How to Approach Children with Night Frights?

How to Approach Children with Night Frights
How to Approach Children with Night Frights

📩 27/09/2023 11:49

Specialist Psychologist Duygu Kodak from Acıbadem University Atakent Hospital explained 5 correct approach models to children experiencing night fear and made important warnings and suggestions.

''Night fear' is a part of normal development, though!”

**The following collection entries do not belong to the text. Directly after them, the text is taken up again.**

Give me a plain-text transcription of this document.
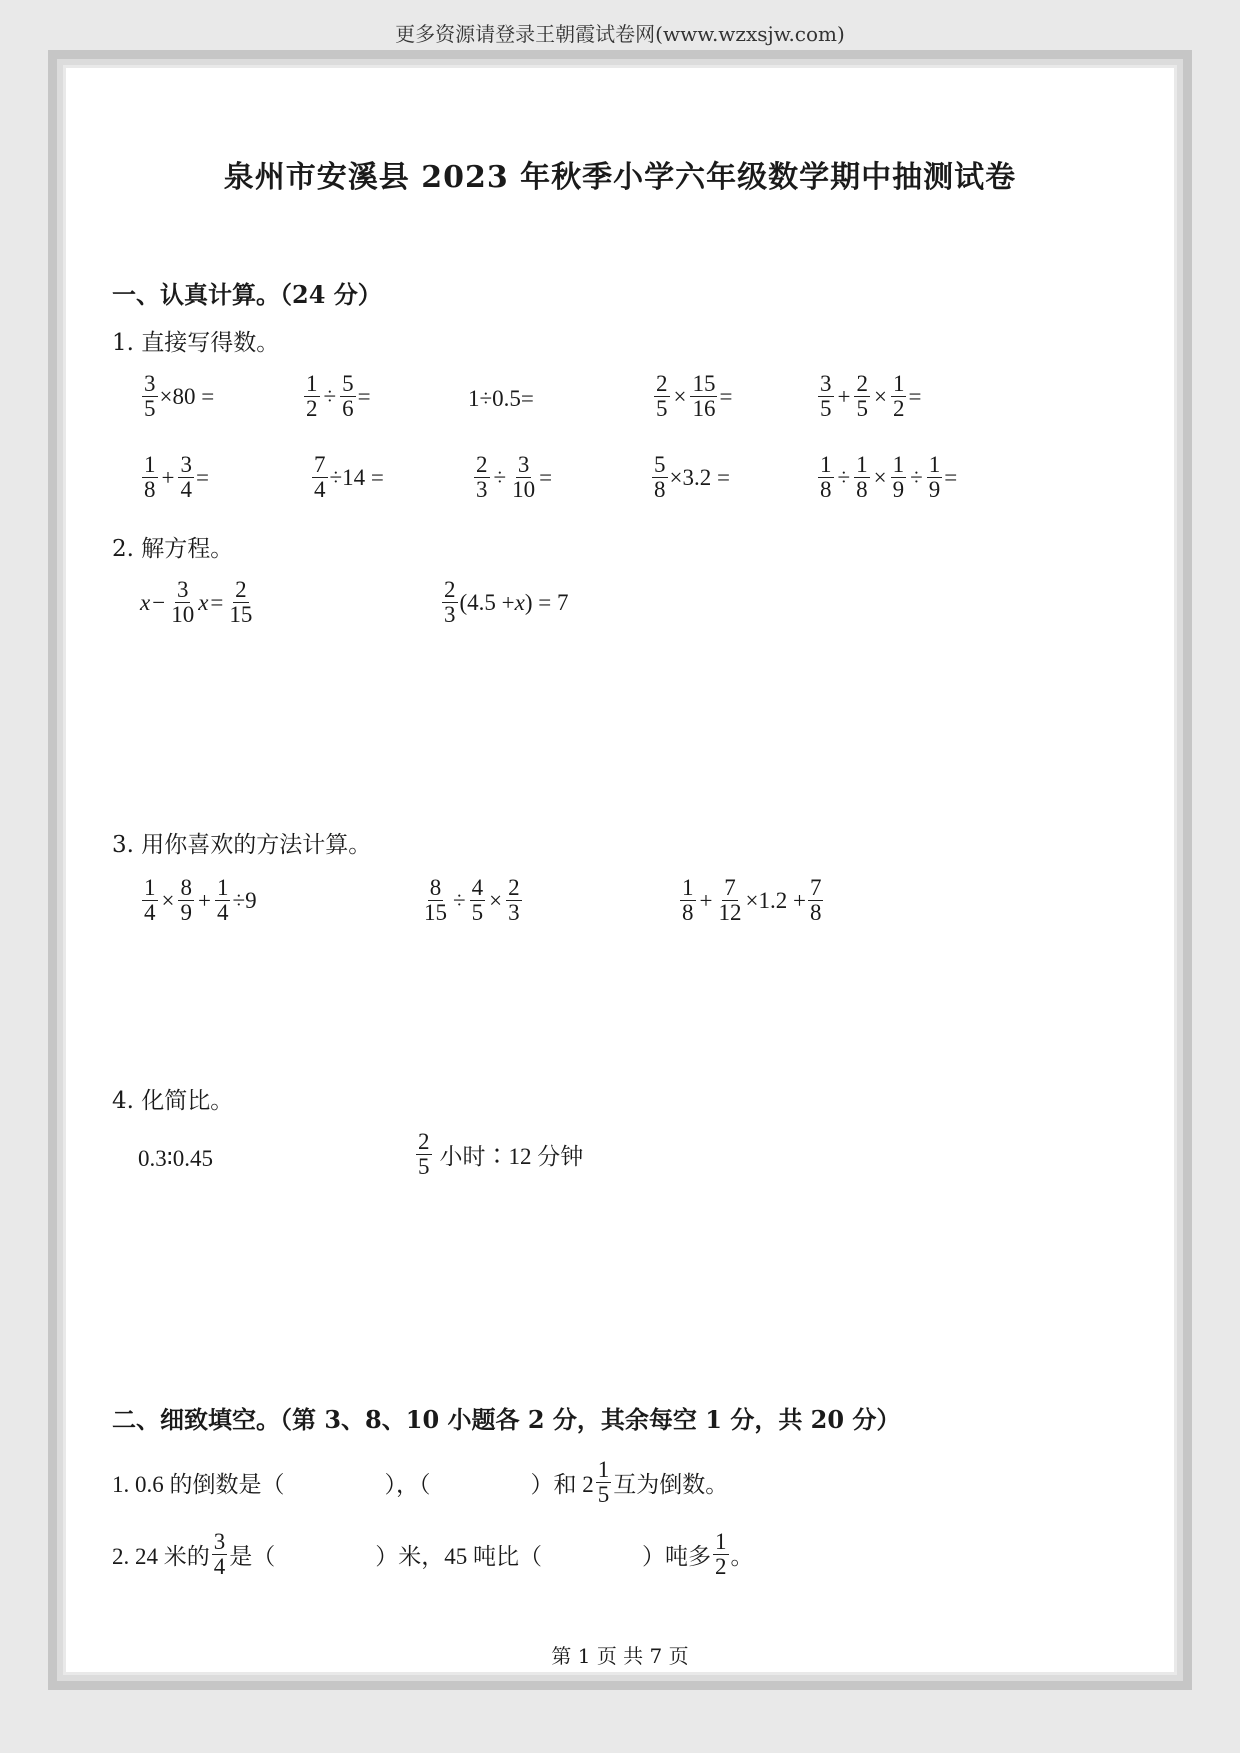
更多资源请登录王朝霞试卷网(www.wzxsjw.com)
泉州市安溪县 2023 年秋季小学六年级数学期中抽测试卷
一、认真计算。（24 分）
1. 直接写得数。
$\frac{3}{5} \times 80$ =	$\frac{1}{2} \div \frac{5}{6}$ =	1÷0.5=	$\frac{2}{5} \times \frac{15}{16}$ =	$\frac{3}{5} + \frac{2}{5} \times \frac{1}{2}$ =
$\frac{1}{8} + \frac{3}{4}$ =	$\frac{7}{4} \div 14$ =	$\frac{2}{3} \div \frac{3}{10}$ =	$\frac{5}{8} \times 3.2$ =	$\frac{1}{8} \div \frac{1}{8} \times \frac{1}{9} \div \frac{1}{9}$ =
2. 解方程。
$x - \frac{3}{10}$ $x = \frac{2}{15}$	$\frac{2}{3} (4.5 + x$ ) = 7
3. 用你喜欢的方法计算。
$\frac{1}{4} \times \frac{8}{9} + \frac{1}{4} \div 9$	$\frac{8}{15} \div \frac{4}{5} \times \frac{2}{3}$	$\frac{1}{8} + \frac{7}{12} \times 1.2 + \frac{7}{8}$
4. 化简比。
0.3∶0.45	$\frac{2}{5}$ 小时∶12 分钟
二、细致填空。（第 3、8、10 小题各 2 分，其余每空 1 分，共 20 分）
1. 0.6 的倒数是（	），（	）和 $2 \frac{1}{5}$ 互为倒数。
2. 24 米的 $\frac{3}{4}$ 是（	）米，45 吨比（	）吨多 $\frac{1}{2}$ 。
第 1 页 共 7 页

Expert Psychologist Duygu Kodak stated that many night fears are a part of normal development and that they arise thanks to children's awareness of the dangers that exist in the world around them. "In fact, what causes them to imagine scary scenes such as ghosts, aliens, thieves, monsters; It is the child's developing cognitive ability.” said. However, according to research; Expert Psychologist Kodak emphasized that night fears, which indicate a problem 'beyond the child's normal development', have become rapidly widespread in recent years and that the use of digital media has a great impact on this, and said: “Research shows; It reveals that scary or violent movie trailers, trailers and games have extremely negative effects on children. Because young children cannot distinguish between reality and fiction, they are more likely to experience intense fear at night after viewing disturbing images.”

If you have night fear, how should you approach it?

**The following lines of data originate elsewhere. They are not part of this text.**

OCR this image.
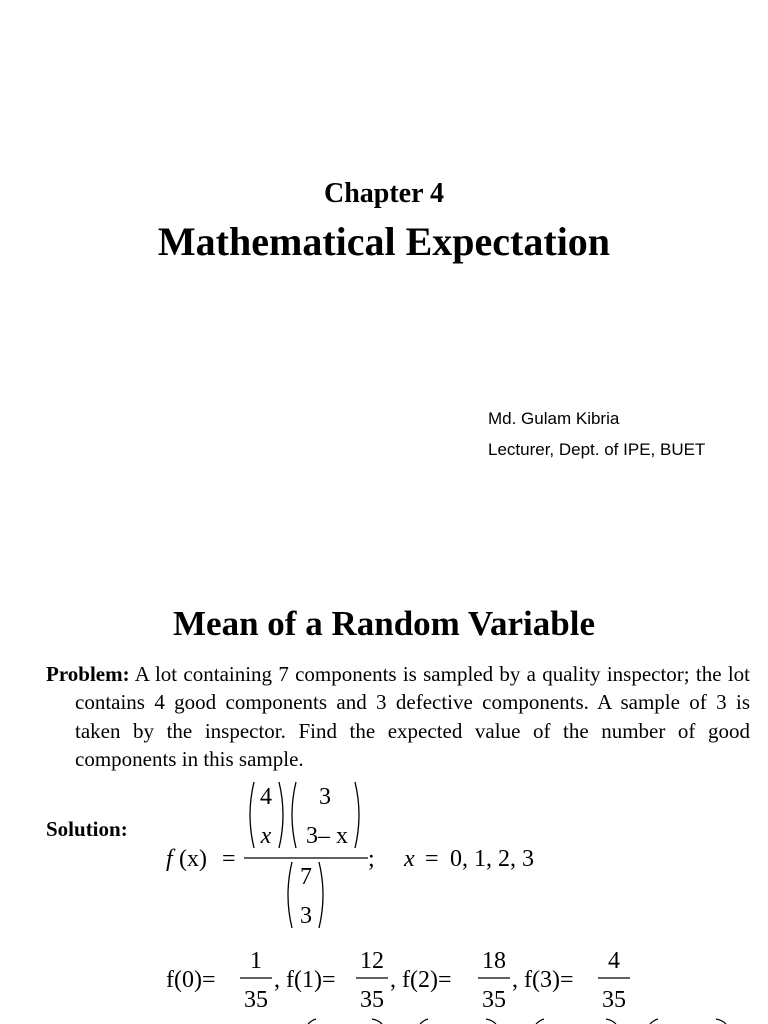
Chapter 4
Mathematical Expectation
Md. Gulam Kibria
Lecturer, Dept. of IPE, BUET
Mean of a Random Variable
Problem: A lot containing 7 components is sampled by a quality inspector; the lot contains 4 good components and 3 defective components. A sample of 3 is taken by the inspector. Find the expected value of the number of good components in this sample.
Solution:
f (x) =
4
x
3
3– x
;
7
3
x = 0, 1, 2, 3
f(0)=
1
35
, f(1)=
12
35
, f(2)=
18
35
, f(3)=
4
35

Expert Psychologist Duygu Kodak listed 5 correct approaches to children experiencing night fear as follows:

”Restrict his access!”

”Make sure to restrict your child's access to media containing anything violent or scary via phone, tablet or computer.

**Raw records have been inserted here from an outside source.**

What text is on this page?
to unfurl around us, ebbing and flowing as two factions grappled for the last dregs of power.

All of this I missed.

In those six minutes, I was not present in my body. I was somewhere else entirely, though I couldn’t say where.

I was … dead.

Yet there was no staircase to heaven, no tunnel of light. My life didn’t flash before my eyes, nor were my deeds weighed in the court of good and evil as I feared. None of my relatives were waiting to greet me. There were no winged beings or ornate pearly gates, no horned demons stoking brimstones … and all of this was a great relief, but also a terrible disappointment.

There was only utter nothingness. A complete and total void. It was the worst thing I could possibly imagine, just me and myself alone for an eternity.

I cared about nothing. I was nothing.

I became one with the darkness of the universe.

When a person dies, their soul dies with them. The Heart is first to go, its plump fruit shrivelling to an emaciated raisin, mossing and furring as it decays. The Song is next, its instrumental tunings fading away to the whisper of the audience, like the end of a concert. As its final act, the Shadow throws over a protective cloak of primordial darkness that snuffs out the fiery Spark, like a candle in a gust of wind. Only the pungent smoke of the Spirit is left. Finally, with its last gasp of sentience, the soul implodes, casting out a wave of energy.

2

"Do not have it examined an hour before going to bed!"

Researches; It shows that using digital media before going to bed at night can affect sleep quality. Therefore, persuade him to stop using his phone, tablet and computer at least an hour before going to bed, by making age-appropriate explanations.

"Listen to their fears, do not underestimate them!"

Understand your child's fears. Give your child the opportunity to talk about what scared him before going to bed. But if he's not ready to talk, don't force him. Don't trivialize or make fun of his fear. A fear that may seem ridiculous to an adult may seem very real to a child, and the child who feels misunderstood becomes more anxious.

"You can go to bed together!"

If he is very afraid and you think he cannot tolerate being left alone in his room, you can go to bed with him at first until he gets used to it to help him feel comfortable and safe before going to bed. It's okay to stay by his bed until he falls asleep. Keeping a toy with him throughout the night, a dim light that will not prevent him from falling asleep, and leaving the door open before going to bed can also alleviate his fears.

"Assure him that his bed is safe!"

If your child gets up and comes to your room at night, take him back to bed and reassure him about his safety. You can stay with him until he falls asleep. Do not encourage your child to get out of bed, it is important that they learn that their bed is a safe and comfortable place. "The child who experiences that he is in his bed and that everything is okay will also learn that his room is a safe place."